- Iginniarfik Location within Greenland
- Coordinates: 68°08′53″N 53°10′20″W﻿ / ﻿68.14806°N 53.17222°W
- State: Kingdom of Denmark
- Constituent country: Greenland
- Municipality: Qeqertalik

Population (2025)
- • Total: 60
- Time zone: UTC−02:00 (Western Greenland Time)
- • Summer (DST): UTC−01:00 (Western Greenland Summer Time)
- Postal code: 3955 Kangaatsiaq

= Iginniarfik =

Iginniarfik is a village in the municipality of Qeqertalik, in western Greenland. Its population was 76 in 2020.

== Transport ==

Air Greenland serves the village as part of government contract, with winter-only helicopter flights from Iginniarfik Heliport to Ikerasaarsuk Heliport and Kangaatsiaq Heliport. Settlement flights in the Aasiaat Archipelago are unique in that they are operated only during winter and spring.
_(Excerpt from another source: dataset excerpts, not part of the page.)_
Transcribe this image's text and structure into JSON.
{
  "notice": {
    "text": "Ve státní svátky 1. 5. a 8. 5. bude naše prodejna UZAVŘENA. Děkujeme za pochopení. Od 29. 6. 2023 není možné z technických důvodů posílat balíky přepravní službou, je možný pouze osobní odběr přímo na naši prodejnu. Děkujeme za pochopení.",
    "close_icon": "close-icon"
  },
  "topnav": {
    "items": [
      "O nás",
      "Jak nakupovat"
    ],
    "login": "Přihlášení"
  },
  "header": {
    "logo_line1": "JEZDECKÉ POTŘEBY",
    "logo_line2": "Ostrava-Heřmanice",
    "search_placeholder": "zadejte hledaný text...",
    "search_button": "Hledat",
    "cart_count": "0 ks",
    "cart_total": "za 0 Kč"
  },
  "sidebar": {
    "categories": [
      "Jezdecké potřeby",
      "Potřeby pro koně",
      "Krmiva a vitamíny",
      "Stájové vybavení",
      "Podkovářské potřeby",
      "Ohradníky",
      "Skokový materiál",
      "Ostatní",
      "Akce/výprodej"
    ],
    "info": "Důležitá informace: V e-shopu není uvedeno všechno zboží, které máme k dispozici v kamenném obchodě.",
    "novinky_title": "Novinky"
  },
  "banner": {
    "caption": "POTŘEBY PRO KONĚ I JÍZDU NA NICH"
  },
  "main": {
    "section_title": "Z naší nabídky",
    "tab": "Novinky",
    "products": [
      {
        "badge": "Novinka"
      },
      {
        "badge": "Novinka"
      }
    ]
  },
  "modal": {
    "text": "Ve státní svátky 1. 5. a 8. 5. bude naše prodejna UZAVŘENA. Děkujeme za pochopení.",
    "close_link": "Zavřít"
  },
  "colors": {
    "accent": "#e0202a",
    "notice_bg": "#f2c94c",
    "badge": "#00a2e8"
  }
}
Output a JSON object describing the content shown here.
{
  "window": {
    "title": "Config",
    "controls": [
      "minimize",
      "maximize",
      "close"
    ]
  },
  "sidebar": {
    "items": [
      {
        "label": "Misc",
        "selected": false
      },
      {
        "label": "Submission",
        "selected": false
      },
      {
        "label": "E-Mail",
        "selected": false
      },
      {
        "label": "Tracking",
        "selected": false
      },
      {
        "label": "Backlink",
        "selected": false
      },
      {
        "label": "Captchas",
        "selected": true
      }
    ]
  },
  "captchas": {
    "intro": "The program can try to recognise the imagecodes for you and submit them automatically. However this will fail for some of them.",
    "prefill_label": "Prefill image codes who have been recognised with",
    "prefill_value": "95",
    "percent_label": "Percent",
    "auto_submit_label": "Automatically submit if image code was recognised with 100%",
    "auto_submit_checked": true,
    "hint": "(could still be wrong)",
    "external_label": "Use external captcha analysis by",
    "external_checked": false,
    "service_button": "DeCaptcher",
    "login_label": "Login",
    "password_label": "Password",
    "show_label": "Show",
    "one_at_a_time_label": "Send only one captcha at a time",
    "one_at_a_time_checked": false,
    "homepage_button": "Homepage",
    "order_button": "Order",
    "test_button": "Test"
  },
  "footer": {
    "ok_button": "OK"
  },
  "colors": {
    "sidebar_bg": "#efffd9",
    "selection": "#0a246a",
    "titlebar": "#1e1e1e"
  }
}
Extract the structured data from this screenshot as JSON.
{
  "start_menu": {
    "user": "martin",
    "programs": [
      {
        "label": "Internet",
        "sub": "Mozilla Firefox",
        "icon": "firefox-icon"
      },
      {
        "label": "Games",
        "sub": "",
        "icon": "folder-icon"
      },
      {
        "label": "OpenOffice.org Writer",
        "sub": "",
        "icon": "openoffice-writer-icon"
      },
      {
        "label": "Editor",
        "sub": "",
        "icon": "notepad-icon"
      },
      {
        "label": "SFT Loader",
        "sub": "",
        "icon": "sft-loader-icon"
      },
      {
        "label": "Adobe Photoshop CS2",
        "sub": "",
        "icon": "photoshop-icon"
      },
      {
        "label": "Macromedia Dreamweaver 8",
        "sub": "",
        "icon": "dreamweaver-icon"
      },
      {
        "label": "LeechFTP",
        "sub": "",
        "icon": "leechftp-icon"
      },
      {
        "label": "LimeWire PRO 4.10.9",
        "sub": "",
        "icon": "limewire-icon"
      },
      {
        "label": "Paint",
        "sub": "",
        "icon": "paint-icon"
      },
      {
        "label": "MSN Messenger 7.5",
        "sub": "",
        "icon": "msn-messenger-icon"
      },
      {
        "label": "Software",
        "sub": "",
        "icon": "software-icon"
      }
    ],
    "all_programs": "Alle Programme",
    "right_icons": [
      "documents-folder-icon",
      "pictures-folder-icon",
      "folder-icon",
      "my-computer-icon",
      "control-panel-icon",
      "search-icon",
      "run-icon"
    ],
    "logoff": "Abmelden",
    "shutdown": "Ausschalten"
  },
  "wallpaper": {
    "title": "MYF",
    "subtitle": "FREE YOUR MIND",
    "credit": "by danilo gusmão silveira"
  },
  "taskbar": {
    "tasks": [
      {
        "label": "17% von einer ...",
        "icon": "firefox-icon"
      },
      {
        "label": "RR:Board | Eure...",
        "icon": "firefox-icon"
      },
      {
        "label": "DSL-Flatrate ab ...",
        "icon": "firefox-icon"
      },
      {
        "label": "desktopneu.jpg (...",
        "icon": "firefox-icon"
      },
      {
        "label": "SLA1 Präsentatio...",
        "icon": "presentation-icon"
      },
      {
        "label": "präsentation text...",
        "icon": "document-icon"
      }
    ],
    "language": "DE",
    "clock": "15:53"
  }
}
During summer and autumn, when the waters of Disko Bay are navigable, communication between settlements is by sea only, serviced by Diskoline. The ferry links Iginniarfik with Kangaatsiaq, Attu, Ikerasaarsuk, Niaqornaarsuk, and Aasiaat.

== Population ==
The population of Iginniarfik has been stable in the last two decades.